Kurze Antwort: ja, für die meisten Langzeitreisenden. Ein VPN ist kein Muss, aber es löst zwei konkrete Probleme, die früher oder später auftreten.
- Öffentliches WLAN in Hostels, Cafés und Co-Working-Spaces ist oft unverschlüsselt. Ein VPN schützt eure Verbindung vor neugierigen Mitnutzern.
- Netflix-Bibliothek: Mit einem Schweizer VPN-Ausgang habt ihr Zugriff auf die Schweizer Netflix-Auswahl, auch aus Thailand oder Japan.
- Empfehlung: NordVPN oder ExpressVPN – beide kosten 8–12 CHF/Monat bei Jahresabo.
Checkliste Technik
- Smartphone mit Displayschutz + Hülle
- Ladekabel + Universaladapter (mind. 1 pro Person)
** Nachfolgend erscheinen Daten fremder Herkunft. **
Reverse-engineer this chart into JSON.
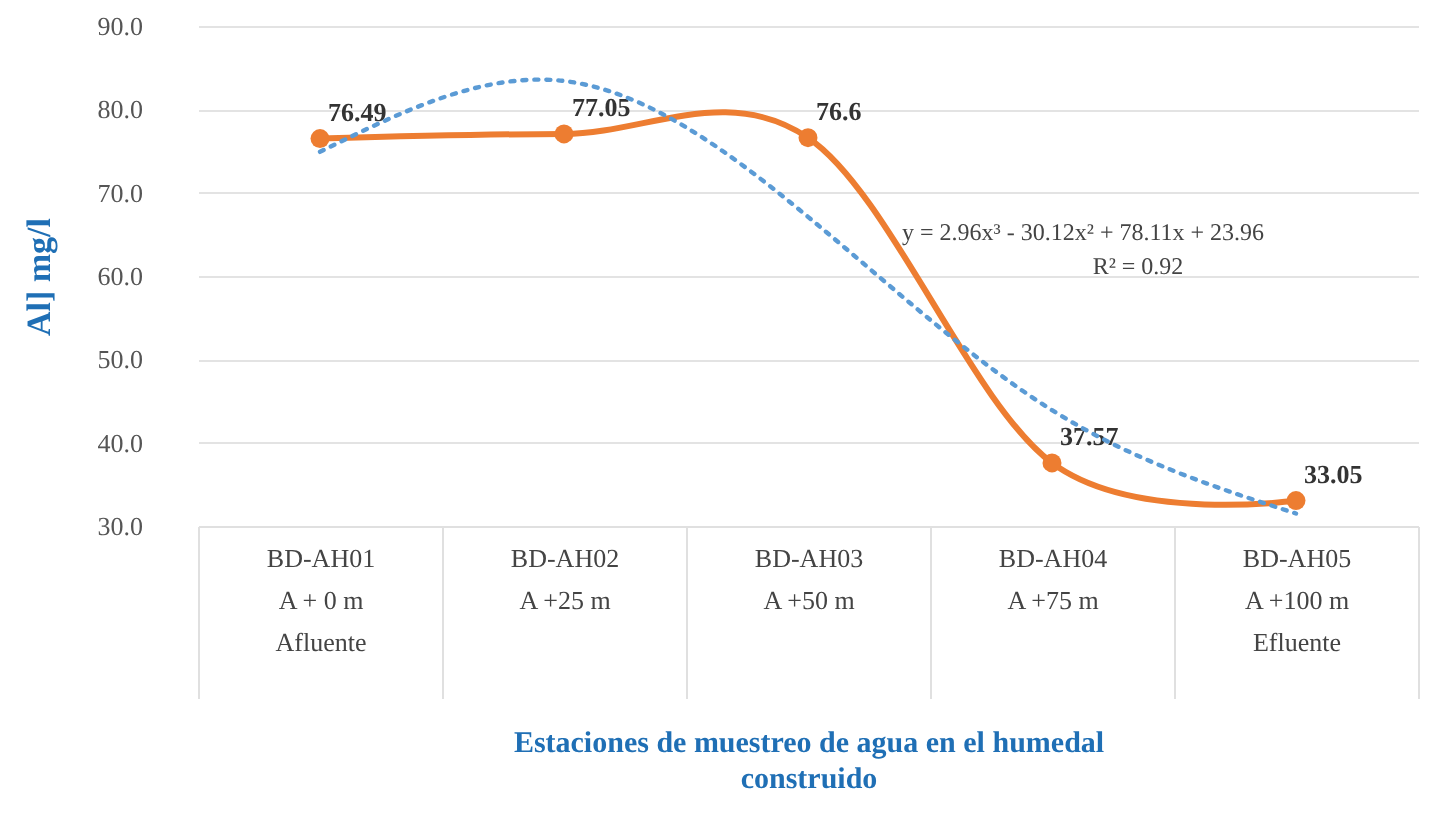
{
  "chart_data": {
    "type": "line",
    "xlabel": "Estaciones de muestreo de  agua en el humedal construido",
    "ylabel": "Al] mg/l",
    "categories": [
      "BD-AH01\nA + 0 m\nAfluente",
      "BD-AH02\nA +25 m",
      "BD-AH03\nA +50 m",
      "BD-AH04\nA +75 m",
      "BD-AH05\nA +100 m\nEfluente"
    ],
    "series": [
      {
        "color": "#ed7d31",
        "values": [
          76.49,
          77.05,
          76.6,
          37.57,
          33.05
        ],
        "value_labels": [
          "76.49",
          "77.05",
          "76.6",
          "37.57",
          "33.05"
        ],
        "marker": "circle",
        "line_style": "solid"
      },
      {
        "color": "#5b9bd5",
        "values": [
          74.9,
          83.4,
          67.1,
          43.9,
          31.5
        ],
        "marker": "none",
        "line_style": "dotted"
      }
    ],
    "ylim": [
      30,
      90
    ],
    "yticks": [
      {
        "value": 30,
        "label": "30.0"
      },
      {
        "value": 40,
        "label": "40.0"
      },
      {
        "value": 50,
        "label": "50.0"
      },
      {
        "value": 60,
        "label": "60.0"
      },
      {
        "value": 70,
        "label": "70.0"
      },
      {
        "value": 80,
        "label": "80.0"
      },
      {
        "value": 90,
        "label": "90.0"
      }
    ],
    "grid": "y",
    "annotations": [
      "y = 2.96x³ - 30.12x² + 78.11x + 23.96",
      "R² = 0.92"
    ]
  }
}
- Powerbank (max. 100 Wh für Flüge – prüfen!)
- Kamera + Ersatzakku + Speicherkarte(n)
- Laptop oder iPad (je nach Nutzungsbedarf)
- Kopfhörer (In-Ear oder Over-Ear je nach Vorliebe)
- Cloud-Backup einrichten (iCloud / Google Photos aktivieren)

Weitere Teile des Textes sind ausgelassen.